Emmanuel Macron’s victory on Sunday in the French Presidential Election has been warmly welcomed by EU leaders after a campaign that the pro-European centrist president himself had described in its final days as a ‘battle for Europe’ against the Eurosceptic and far-right’s Marine Le Pen.
Spanish Prime Minister Pedro Sánchez tweeted on Sunday evening that ‘the citizens have chosen a France committed to a free, strong and fair EU. Democracy wins. Europe wins. Congratulations, Emmanuel Macron’.
The European Council president Charles Michel tweeted: ‘Bravo Emmanuel. In this turbulent period, we need a solid Europe and a France totally committed to a more sovereign and more strategic European Union.’

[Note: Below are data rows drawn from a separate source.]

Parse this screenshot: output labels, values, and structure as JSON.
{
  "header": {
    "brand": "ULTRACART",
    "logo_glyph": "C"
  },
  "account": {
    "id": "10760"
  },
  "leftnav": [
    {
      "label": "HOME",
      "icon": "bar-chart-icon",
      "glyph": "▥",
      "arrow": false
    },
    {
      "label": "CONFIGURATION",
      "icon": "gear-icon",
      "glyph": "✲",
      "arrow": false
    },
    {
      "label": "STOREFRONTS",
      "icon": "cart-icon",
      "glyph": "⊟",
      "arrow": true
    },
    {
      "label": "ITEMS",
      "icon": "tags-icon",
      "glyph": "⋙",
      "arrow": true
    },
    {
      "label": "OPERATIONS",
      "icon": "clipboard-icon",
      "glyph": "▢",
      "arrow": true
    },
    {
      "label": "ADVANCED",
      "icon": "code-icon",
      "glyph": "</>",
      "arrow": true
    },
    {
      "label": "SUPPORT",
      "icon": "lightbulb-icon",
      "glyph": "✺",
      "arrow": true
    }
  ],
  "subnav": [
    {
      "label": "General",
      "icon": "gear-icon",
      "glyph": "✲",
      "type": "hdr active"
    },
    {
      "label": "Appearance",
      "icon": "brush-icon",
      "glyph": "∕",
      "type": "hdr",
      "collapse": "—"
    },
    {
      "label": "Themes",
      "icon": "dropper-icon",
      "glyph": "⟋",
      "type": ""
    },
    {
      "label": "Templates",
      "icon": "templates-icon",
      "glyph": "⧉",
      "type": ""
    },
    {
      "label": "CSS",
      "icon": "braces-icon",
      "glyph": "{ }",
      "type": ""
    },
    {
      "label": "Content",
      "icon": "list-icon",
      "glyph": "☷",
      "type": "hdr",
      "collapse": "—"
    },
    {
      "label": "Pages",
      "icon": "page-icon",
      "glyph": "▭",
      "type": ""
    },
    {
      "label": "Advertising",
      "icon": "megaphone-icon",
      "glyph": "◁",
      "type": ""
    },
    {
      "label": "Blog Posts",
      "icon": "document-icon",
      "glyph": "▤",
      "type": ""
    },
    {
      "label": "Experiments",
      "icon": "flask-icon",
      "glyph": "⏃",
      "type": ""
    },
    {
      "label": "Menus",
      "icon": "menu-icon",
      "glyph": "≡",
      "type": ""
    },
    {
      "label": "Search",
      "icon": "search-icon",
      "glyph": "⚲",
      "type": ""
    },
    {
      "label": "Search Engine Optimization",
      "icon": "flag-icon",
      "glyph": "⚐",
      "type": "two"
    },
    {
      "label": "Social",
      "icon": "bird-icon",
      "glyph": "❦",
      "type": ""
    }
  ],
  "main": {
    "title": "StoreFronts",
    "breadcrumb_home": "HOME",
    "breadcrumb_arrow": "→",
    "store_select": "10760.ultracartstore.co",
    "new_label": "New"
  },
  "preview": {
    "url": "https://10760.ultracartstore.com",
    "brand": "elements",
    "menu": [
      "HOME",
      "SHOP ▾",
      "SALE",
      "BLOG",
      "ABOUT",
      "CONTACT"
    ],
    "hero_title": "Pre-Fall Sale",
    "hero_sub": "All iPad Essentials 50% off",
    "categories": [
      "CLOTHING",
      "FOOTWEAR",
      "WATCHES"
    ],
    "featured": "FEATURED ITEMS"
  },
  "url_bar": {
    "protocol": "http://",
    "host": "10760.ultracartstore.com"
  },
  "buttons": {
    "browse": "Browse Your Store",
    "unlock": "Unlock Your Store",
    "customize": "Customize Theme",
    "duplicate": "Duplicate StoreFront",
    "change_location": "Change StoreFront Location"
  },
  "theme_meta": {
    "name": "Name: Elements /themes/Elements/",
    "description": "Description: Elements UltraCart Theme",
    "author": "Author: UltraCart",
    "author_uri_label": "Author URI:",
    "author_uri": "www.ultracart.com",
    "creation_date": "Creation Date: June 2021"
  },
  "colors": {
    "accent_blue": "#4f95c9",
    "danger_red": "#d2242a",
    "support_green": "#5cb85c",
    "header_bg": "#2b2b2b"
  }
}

The European Commission president, Ursula von der Leyen, said: ‘I am delighted to be able to continue our excellent cooperation.’
The German chancellor, Olaf Scholz, said French voters had delivered ‘a strong message in favour of Europe’. Macron’s first foreign trip as president is also expected to be to Berlin to see Scholz.
Macron has vowed to unite a divided France after winning a second term as French president in a decisive victory against Le Pen, who nonetheless won more than 13 million votes in a historic high for her anti-immigration party.
Macron became the first French leader to win re-election for 20 years, scoring 58.54% to Le Pen’s 41.46%.
Addressing a victory rally at the foot of the Eiffel Tower, with his supporters waving French and European flags, Macron promised to respond ‘efficiently’ to the ‘anger and disagreement’ of voters who chose the far right.
‘I know that a number of French people have voted for me today, not to support my ideas but to stop the ideas of the far right,’ he said, calling upon supporters to be ‘kind and respectful’ to others, because the country was riven by ‘so much doubt, so much division’. He added: ‘I’m not the candidate of one camp any more, but the president of all of us.’
Macron beat Le Pen with a lower margin than the 66% he won against her in 2017. Turnout was also lower than five years ago, with abstention estimated at a record 28%.
Le Pen had succeeded in giving the far right its biggest-ever result in a French presidential election, after campaigning on the cost of living crisis, promising a ban on the Muslim headscarf in public places, as well as nationalist measures to give priority to native-French people over others for jobs, housing, benefits and healthcare. Macron had criticised her policies as ‘racist’ and ‘divisive’. Le Pen called her score ‘a shining victory in itself’, adding: ‘The ideas we represent are reaching new heights.’
Macron also accused Le Pen of being financially ‘dependent’ on Vladimir Putin’s Russia after she took out a Russian loan for her party in 2014. He said her ties to the Kremlin meant she would have been a dangerous choice at the time of war in Ukraine. Le Pen, in turn, had said that ‘fear was the only argument he had left’.
‘If the French put their trust in me on 24 April, I know full well … that there will be a part of the people who voted for me who would have done it to block the Front National,’ he said in a TV interview during the campaign, deliberately using the former name for Le Pen’s party, now renamed the National Rally. ‘And so it won’t mean they have given me a blank cheque and that they support and find brilliant every point of my programme.’
A significant number of the 7.7 million first-round voters for the radical left’s Jean-Luc Mélenchon, who narrowly missed reaching the final, had said they felt torn over abstaining or voting to keep out Le Pen.